Ari tells Eric that Scott Wick is his best friend, idiot, and "Who's Scott Wick, asshole?" and he's the producer of the movie, you dumb fuck, and this should be pretty easy, don't you think, douchebag? and, "No, Eric, because what you don't know you little garlic-knot making motherfucker is that Wick hates Vince." See: they say a sentence? And then append an insult. Screenwriting is so fun and easy and you can do it in your own home. The energy here, though, is all escalating and awesome and it's great so I don't mind. Ari is all, I hope you enjoy breaking that to him, and Eric smiles and calls across the restaurant to Vince, "Hey Vince, the producer of the movie thinks you suck." And Vince grins and goes back to taking pictures with the little girls and it's hilarious.
Turtle and Drama were tied to a bike rack or something outside, or whatever, it's weird, and Fiona asks if she can hang out with them outside on the street while the actual people have a meeting inside. So fucking sad. Drama and Fiona are awesome as he offers her vegan self a bite of his street-vendor burger and even though it's rude they both know it's funny and she smiles at him endearingly. It's good. Turtle is on the phone arguing about something he already knows is true, the fact that we're all going to pretend that THERE'S NO POT ON THE ENTIRE WEST COAST. And it's funny because people keep saying this so unbelievingly no matter how many times it's explained, because it's just that unbelievable, that even the show doesn't believe it. Now that is a bad script. (Parenthetically speaking, I'm going to feel like a total tard when I find out that this actually happened two years ago and Shannen Doherty put her face through a concrete restaurant as a result.) Invisible Black Hack Tino is sending a recon team up to Humboldt County -- which is I guess in space now? Because there's NO POT ON THE WEST COAST is what I heard. Fiona tells the boys she's "got a sherpa" that grows all-natural marijuana with no herbicides or pesticides, blah blah blah. I love it when people say that, like how American Spirits will totally give you cancer because they're totally carcinogenic but there's less tar.
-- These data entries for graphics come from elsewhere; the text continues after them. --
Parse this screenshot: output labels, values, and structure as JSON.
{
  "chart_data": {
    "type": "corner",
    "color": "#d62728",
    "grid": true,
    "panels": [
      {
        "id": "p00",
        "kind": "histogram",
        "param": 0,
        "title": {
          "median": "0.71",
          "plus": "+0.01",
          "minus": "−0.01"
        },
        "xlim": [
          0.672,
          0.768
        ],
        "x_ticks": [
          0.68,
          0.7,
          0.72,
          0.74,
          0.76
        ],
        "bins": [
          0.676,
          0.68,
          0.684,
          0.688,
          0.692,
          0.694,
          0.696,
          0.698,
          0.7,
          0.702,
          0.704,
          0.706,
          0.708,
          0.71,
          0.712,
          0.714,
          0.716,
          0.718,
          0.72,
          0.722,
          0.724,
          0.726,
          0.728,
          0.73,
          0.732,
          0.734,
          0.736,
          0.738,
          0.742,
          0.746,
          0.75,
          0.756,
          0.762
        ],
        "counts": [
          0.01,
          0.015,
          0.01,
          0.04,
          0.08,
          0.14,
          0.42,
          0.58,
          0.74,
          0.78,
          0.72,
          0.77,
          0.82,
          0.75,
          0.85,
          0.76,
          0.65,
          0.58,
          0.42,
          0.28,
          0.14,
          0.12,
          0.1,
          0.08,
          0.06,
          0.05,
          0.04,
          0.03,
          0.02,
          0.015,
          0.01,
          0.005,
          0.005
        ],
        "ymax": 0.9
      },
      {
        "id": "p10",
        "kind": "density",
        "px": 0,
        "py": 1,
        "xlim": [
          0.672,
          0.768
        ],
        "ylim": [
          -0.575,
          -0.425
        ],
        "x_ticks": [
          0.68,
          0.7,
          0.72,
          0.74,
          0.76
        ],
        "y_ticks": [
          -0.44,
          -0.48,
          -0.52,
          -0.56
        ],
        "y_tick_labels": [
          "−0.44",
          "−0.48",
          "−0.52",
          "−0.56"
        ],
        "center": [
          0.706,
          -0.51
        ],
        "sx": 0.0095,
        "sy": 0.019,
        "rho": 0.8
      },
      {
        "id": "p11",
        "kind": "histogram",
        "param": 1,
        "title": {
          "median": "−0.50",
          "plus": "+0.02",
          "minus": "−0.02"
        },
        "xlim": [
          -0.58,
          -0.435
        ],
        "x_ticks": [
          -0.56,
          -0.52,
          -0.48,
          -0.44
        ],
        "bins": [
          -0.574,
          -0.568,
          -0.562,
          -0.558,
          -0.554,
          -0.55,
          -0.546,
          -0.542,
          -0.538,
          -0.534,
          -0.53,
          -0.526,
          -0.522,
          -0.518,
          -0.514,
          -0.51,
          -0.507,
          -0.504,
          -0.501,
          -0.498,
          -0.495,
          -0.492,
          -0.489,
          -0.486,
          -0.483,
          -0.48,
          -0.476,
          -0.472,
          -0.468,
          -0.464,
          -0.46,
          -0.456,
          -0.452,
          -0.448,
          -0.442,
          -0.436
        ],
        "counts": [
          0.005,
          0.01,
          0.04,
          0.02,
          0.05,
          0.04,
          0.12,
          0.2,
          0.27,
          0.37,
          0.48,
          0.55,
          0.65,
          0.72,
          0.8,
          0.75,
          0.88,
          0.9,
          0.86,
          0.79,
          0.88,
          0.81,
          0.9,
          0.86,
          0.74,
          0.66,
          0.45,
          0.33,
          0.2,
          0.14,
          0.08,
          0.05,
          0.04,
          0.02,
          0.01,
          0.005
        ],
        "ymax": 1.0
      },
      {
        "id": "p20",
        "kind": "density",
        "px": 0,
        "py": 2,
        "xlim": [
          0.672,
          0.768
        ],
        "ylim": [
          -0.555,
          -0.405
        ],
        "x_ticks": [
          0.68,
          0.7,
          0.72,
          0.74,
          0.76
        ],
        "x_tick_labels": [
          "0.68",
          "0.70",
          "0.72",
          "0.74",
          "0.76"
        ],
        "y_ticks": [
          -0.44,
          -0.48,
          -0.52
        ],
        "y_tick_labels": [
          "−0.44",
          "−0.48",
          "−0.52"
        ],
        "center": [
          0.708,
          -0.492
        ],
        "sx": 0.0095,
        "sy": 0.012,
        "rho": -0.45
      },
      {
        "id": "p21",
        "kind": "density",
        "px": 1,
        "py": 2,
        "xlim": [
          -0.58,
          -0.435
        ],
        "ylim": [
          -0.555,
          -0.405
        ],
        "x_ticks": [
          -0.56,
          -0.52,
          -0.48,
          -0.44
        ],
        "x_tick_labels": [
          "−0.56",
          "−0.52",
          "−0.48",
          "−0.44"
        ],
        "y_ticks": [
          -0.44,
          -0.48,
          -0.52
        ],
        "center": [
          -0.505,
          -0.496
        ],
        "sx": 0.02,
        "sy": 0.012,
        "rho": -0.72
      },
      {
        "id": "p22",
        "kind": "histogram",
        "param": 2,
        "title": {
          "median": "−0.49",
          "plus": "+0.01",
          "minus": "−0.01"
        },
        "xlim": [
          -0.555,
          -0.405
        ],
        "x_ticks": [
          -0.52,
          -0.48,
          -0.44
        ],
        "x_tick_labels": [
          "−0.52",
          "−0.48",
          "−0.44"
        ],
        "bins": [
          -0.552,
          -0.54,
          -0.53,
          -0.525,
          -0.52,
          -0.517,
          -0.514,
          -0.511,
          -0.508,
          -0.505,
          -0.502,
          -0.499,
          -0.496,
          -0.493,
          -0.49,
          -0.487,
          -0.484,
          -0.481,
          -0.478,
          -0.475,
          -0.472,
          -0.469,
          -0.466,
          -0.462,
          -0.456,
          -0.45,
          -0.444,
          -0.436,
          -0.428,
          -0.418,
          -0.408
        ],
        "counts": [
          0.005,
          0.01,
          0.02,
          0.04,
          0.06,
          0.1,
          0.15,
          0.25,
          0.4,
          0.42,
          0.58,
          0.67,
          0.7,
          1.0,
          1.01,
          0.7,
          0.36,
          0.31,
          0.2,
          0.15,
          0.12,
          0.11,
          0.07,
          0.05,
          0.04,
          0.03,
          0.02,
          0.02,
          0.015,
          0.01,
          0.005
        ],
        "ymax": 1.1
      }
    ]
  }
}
As a smoker? I am not looking for the health benefits of cigarettes. I just want to look cool and smell great and have fun with the group indoors at restaurants and New York City bars. Drama's all, "Yeah, like we're going all the way to Everest to score weed from your sherpa." Wait, isn't Mount Everest on the West Coast? I heard there was NO POT. "Come on, guys, he doesn't live in Everest anymore," my italics again, and again, it's adorable but why talk about it? "He lives in Bel Air." Turtle takes this in and then says, "What the fuck's a sherpa?"
A goat? Is a sherpa a goat? Watch Zoolander, you classless piece of trash. We pull up to this huge folly of a house and there are goats in the yard. Goats! Always funny! Eyeballs sideways! Pot is so funny! And goats! "Even the carpet's made of hemp, it's cool," says Fiona. I like that she has a personality, even though I would fucking hate this girl in real life. But it's really a huge step, for this show, to have this girl with an independent existence of any kind whatsoever. I'm starting to like her and I'm not sure it's just on principle. The actor is a cutie too, she's funny. She has good comedic timing, especially with the bad dialogue she has to navigate. They all go into this huge weed garden with big bootie hos growing weed like some weird episode of Star Trek. Up walks fucking Val Kilmer, who you would find hard to recognize at first. I still wish this were David Duchovny because he's likeable. Val's got a lot of hair happening, like a big old hippie bullshit sherpa, and he hugs and oozes all over Fiona and calls her some bullshit "channeled name" and I pray to God and little tiny elves that this is not the rest of this episode with pot humor and funny high people and Val Kilmer, who I kind of hate anyway, with the elbow and the teeth and the sleaze, but I already have this feeling it is going to be. I don't judge, but I know that when you're not high, nothing about high people is funny. To me, anyway. Val calls Fiona an ancient wisdom giver and then sniffs her ancient armpit giver and then recognizes Drama as an ancient Viking Quest giver and Drama has to tell him it got cancelled seven years ago and then I think Dillon's trying to be "sad" but it looks like he's about to kiss Val Kilmer. Gay bomb, I'm telling you. It's a scorcher! Val's bummed out by this news, but I'm just happy for the VQ shout-out. He's got a lot of tics, Val Kilmer. Acting-wise, I mean. Turtle and Drama snap off a few leaves of pot and put them in their pockets.